Um dos momentos de maior repercussão da manifestação ocorreu quando a ministra falou sobre a proximidade das eleições e disse estar envergonhada com o fato de o debate nacional estar concentrado em questões relacionadas ao Supremo.
“Eu me sinto um pouco até envergonhada, presidente, de, num momento em que o Brasil está a menos de 20 dias da eleição, estarem todos voltados a questões do Supremo.”
Cármen Lúcia reconheceu que os temas discutidos pela Corte possuem relevância e envolvem questões processuais e assuntos graves. Ao mesmo tempo, afirmou que faltaram rigor e serenidade no tratamento da situação.
“Nós não garantimos o rigor e a serenidade.”
Crítica à insegurança gerada pelo Judiciário
Durante seu discurso, a ministra também destacou o papel que, segundo ela, deveria ser desempenhado pelo Poder Judiciário perante a população.
“O Poder Judiciário existe para tranquilizar o povo.”
Na avaliação apresentada por Cármen Lúcia, entretanto, a situação recente produziu um efeito diferente.
“Nós geramos intranquilidade, acho, e esta é a minha percepção.”
Ela também afirmou que a própria Corte teria contribuído para afetar a percepção de justiça da população.
“Acho que nós mesmos neste Supremo inebriamos o sentimento de justiça da cidadania brasileira nestes últimos dias.”
Pedido de desculpas aos brasileiros
Em outro trecho de sua manifestação, Cármen Lúcia fez um pedido de desculpas pelo momento vivido pelo Supremo. A ministra afirmou que gostaria de ter contribuído para diminuir as tensões, mas reconheceu que não conseguiu fazê-lo.

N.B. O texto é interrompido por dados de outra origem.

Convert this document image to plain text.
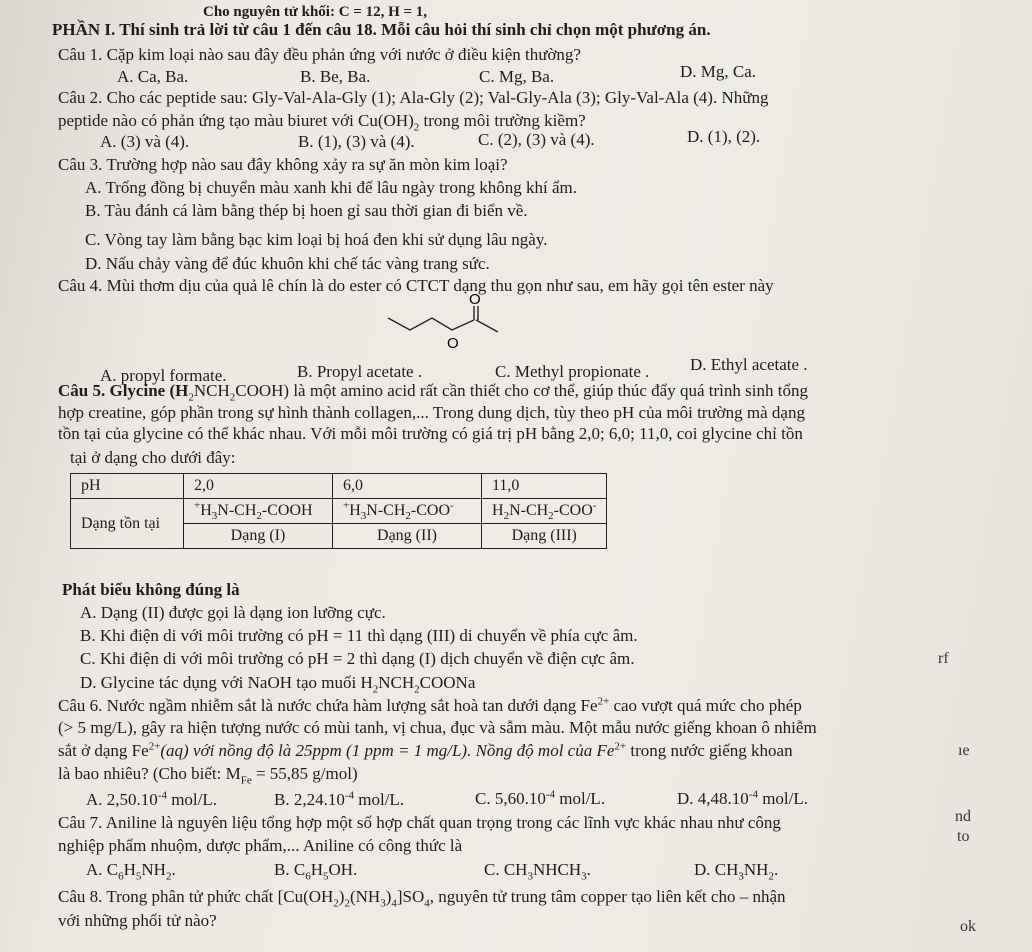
Cho nguyên tử khối: C = 12, H = 1,
PHẦN I. Thí sinh trả lời từ câu 1 đến câu 18. Mỗi câu hỏi thí sinh chỉ chọn một phương án.
Câu 1. Cặp kim loại nào sau đây đều phản ứng với nước ở điều kiện thường?
A. Ca, Ba.	B. Be, Ba.	C. Mg, Ba.	D. Mg, Ca.
Câu 2. Cho các peptide sau: Gly-Val-Ala-Gly (1); Ala-Gly (2); Val-Gly-Ala (3); Gly-Val-Ala (4). Những
peptide nào có phản ứng tạo màu biuret với $Cu(OH)_2$ trong môi trường kiềm?
A. (3) và (4).	B. (1), (3) và (4).	C. (2), (3) và (4).	D. (1), (2).
Câu 3. Trường hợp nào sau đây không xảy ra sự ăn mòn kim loại?
A. Trống đồng bị chuyển màu xanh khi để lâu ngày trong không khí ẩm.
B. Tàu đánh cá làm bằng thép bị hoen gỉ sau thời gian đi biển về.
C. Vòng tay làm bằng bạc kim loại bị hoá đen khi sử dụng lâu ngày.
D. Nấu chảy vàng để đúc khuôn khi chế tác vàng trang sức.
Câu 4. Mùi thơm dịu của quả lê chín là do ester có CTCT dạng thu gọn như sau, em hãy gọi tên ester này
O
O
A. propyl formate.	B. Propyl acetate .	C. Methyl propionate . D. Ethyl acetate .
Câu 5. Glycine $(H_2NCH_2COOH)$ là một amino acid rất cần thiết cho cơ thể, giúp thúc đẩy quá trình sinh tổng
hợp creatine, góp phần trong sự hình thành collagen,... Trong dung dịch, tùy theo pH của môi trường mà dạng
tồn tại của glycine có thể khác nhau. Với mỗi môi trường có giá trị pH bằng 2,0; 6,0; 11,0, coi glycine chỉ tồn
tại ở dạng cho dưới đây:
pH	2,0	6,0	11,0
Dạng tồn tại	$^+H_3N-CH_2$-COOH	$^+H_3N-CH_2-COO^-$	$H_2N-CH_2-COO^-$
	Dạng (I)	Dạng (II)	Dạng (III)
Phát biểu không đúng là
A. Dạng (II) được gọi là dạng ion lưỡng cực.
B. Khi điện di với môi trường có pH = 11 thì dạng (III) di chuyển về phía cực âm.
C. Khi điện di với môi trường có pH = 2 thì dạng (I) dịch chuyển về điện cực âm.
D. Glycine tác dụng với NaOH tạo muối $H_2NCH_2COONa$
Câu 6. Nước ngầm nhiễm sắt là nước chứa hàm lượng sắt hoà tan dưới dạng $Fe^{2+}$ cao vượt quá mức cho phép
(> 5 mg/L), gây ra hiện tượng nước có mùi tanh, vị chua, đục và sẫm màu. Một mẫu nước giếng khoan ô nhiễm
sắt ở dạng $Fe^{2+}(aq)$ với nồng độ là 25ppm (1 ppm = 1 mg/L). Nồng độ mol của $Fe^{2+}$ trong nước giếng khoan
là bao nhiêu? (Cho biết: $M_{Fe} = 55,85$ g/mol)
A. $2,50.10^{-4}$ mol/L.	B. $2,24.10^{-4}$ mol/L.	C. $5,60.10^{-4}$ mol/L.	D. $4,48.10^{-4}$ mol/L.
Câu 7. Aniline là nguyên liệu tổng hợp một số hợp chất quan trọng trong các lĩnh vực khác nhau như công
nghiệp phẩm nhuộm, dược phẩm,... Aniline có công thức là
A. $C_6H_5NH_2$.	B. $C_6H_5OH$.	C. $CH_3NHCH_3$.	D. $CH_3NH_2$.
Câu 8. Trong phân tử phức chất $[Cu(OH_2)_2(NH_3)_4]SO_4$, nguyên tử trung tâm copper tạo liên kết cho – nhận
với những phối tử nào?
rf
ıe
nd
to
ok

“Estou pedindo desculpas ao presidente do Supremo, a todos os colegas, mas ao povo brasileiro.”
Na sequência, explicou o motivo do pedido:
“Realmente queria ter sido melhor em poder ter ajudado a acalmar as coisas e não consegui.”
Placar terminou em 4 a 3
A sessão extraordinária se estendeu durante todo o dia e terminou com o placar de 4 votos a 3 pela manutenção dos julgamentos de Alexandre de Moraes e André Mendonça em separado.
Votaram pela separação Edson Fachin, presidente e relator, André Mendonça, Luiz Fux e Cármen Lúcia.
Pela unificação dos julgamentos votaram Gilmar Mendes, Cristiano Zanin e Alexandre de Moraes.
O ministro Flávio Dino pediu vista, deixando a análise sem conclusão definitiva.